Today I was going to write about the commercialisation of art and the effect of economic markets on creativity. But I’m far too excited because I just booked tickets to see Postmodern Jukebox on the UK leg of their tour. So instead I’m going to enthuse about their music and then use it for a creative writing related lesson. Because, lets face it, drawing tenuous parallels to whatever’s drawn my attention is becoming my MO.
[youtube https://www.youtube.com/watch?v=3KzP4bC1Ypg?list=PLJZH8sevmMq6NvgD9_ucuptwBxaQnAGAw&w=560&h=315]
A painter’s pallet, but with notes
Postmodern Jukebox, like 2CELLOS, mostly perform covers of pop songs. But unlike 2CELLOS they don’t have a consistent musical style, instead playing around with different musical genres. The combination of styles is amusing, occasionally moving, and often better than the original version (depending on how you feel about the original, of course). I even enjoy their bluegrass version of Robin Thicke’s loathsome Blurred Lines (yes, I know it’s catchy, but that’s no excuse for misogyny).
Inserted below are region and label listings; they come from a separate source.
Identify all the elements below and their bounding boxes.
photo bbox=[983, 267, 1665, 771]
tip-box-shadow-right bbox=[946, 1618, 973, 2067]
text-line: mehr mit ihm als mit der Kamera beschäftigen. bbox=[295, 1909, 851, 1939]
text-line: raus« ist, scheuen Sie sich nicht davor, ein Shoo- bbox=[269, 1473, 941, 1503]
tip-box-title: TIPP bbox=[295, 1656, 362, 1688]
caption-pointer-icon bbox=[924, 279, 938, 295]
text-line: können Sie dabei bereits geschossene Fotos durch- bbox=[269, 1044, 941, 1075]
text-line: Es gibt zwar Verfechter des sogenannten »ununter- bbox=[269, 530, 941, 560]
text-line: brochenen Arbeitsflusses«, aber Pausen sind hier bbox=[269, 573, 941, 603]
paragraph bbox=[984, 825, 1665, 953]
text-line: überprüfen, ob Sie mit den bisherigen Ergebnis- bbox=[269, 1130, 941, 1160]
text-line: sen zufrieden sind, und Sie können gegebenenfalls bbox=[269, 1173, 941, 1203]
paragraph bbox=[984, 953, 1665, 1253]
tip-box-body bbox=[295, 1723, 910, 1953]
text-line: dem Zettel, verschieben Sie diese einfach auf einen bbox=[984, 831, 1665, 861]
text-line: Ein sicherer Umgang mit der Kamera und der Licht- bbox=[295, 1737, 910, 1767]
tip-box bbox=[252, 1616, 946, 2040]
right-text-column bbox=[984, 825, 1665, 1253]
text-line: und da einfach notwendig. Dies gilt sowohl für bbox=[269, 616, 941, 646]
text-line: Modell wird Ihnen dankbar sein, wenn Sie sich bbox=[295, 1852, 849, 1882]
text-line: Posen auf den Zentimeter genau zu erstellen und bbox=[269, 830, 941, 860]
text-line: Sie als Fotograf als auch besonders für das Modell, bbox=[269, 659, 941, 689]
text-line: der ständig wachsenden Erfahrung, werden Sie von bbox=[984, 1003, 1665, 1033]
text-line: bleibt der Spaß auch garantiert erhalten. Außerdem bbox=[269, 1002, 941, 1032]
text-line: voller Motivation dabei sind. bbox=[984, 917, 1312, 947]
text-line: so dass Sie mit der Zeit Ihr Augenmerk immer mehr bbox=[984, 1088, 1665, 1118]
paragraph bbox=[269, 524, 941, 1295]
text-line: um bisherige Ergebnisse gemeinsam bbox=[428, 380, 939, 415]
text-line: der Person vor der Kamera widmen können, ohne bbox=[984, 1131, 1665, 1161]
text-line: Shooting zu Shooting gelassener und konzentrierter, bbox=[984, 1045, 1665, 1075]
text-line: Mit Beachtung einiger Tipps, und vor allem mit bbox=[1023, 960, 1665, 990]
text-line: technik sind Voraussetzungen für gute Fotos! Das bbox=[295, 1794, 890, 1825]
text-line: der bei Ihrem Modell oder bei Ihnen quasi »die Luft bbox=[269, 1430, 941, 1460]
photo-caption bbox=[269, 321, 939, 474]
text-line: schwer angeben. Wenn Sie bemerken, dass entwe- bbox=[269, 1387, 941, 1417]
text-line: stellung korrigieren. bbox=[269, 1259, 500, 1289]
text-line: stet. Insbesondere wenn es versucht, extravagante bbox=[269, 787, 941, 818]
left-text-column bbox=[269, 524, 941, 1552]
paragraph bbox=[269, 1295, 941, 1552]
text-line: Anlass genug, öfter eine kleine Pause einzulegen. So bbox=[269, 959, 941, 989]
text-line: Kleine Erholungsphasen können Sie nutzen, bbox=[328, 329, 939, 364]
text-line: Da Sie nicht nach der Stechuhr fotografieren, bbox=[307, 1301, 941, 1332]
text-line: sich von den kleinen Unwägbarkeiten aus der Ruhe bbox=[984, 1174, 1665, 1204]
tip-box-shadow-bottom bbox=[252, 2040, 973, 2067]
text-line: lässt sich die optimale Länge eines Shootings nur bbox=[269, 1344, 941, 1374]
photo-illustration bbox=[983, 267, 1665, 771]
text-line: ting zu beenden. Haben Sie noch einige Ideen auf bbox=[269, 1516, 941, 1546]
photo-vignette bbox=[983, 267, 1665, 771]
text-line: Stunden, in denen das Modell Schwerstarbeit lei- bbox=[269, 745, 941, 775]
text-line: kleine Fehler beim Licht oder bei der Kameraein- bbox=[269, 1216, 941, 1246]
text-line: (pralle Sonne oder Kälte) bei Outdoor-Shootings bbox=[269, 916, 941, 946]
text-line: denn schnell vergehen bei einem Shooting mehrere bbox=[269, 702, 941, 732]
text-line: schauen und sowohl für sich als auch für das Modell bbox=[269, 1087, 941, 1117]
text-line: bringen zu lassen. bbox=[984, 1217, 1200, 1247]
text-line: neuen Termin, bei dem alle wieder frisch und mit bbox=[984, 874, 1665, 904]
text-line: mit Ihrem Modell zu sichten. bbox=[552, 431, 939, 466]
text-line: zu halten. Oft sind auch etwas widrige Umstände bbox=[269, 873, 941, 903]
Some people might argue that this isn’t really creativity – they aren’t writing new songs or creating new styles. But I totally disagree. Creativity is all about combining existing elements in new ways, like a painter mingling colours on her pallet.
Tolkien talks creativity
J R R Tolkien believed that the only acts of pure unadulterated creation came from God. In Tolkien’s view, what we humans do is a secondary act, using the elements that are already in place. As story tellers we create secondary worlds.
I don’t agree with a lot of Tolkien’s take on creativity,but I do think that he was onto something. In my view there is no pure, unadulterated creation, no bolt from the blue, flash of inspiration stuff, nothing completely novel and unprecedented. That’s a myth, a dream we’ve been sold that puts creativity beyond our reach, makes us feel like we can’t achieve it and so, in many cases, give up.
But creativity is about taking what’s already there and combining it in new ways. When you put together vampires and gangsters you get From Dusk Till Dawn. When you combine superpowers and food you get Chew. When you combine a pop song and a solemnly singing clown you get this:
[youtube https://www.youtube.com/watch?v=VBmCJEehYtU&w=560&h=315]
These are all acts of creation, as pure and wonderful as any others. They all give us something new. They are all great.
Get creating
Idealising some pure form of creativity, over-using terms like ‘derivative’ as criticisms, these behaviours disempower us. No-one mocked the second cavewoman to bang two stones together and make fire. Hell, she probably used better stones than the first one. That’s creativity, a constant act of building on what’s come before.
Re-mixing, re-writing, copying a sketch, these are all acts of creativity. And that means we can all be creative, not because some secondary form of creativity is OK, but because this is the only form of creativity.*
This afternoon I’m finally going to watch the new Captain America film. Will it be uncreative because so many elements in it have been used many times before? I doubt it. And I can’t wait to see it.
In the meantime, here’s one more Postmodern Jukebox song to play us out. This one has a fantasy theme, and it makes me laugh every time:
[youtube https://www.youtube.com/watch?v=QDvt5q6bt1s&w=560&h=315]
*OK, if you believe in God then you might believe that he has another form of creativity. But humans don’t, and that’s what I’m concerned with here.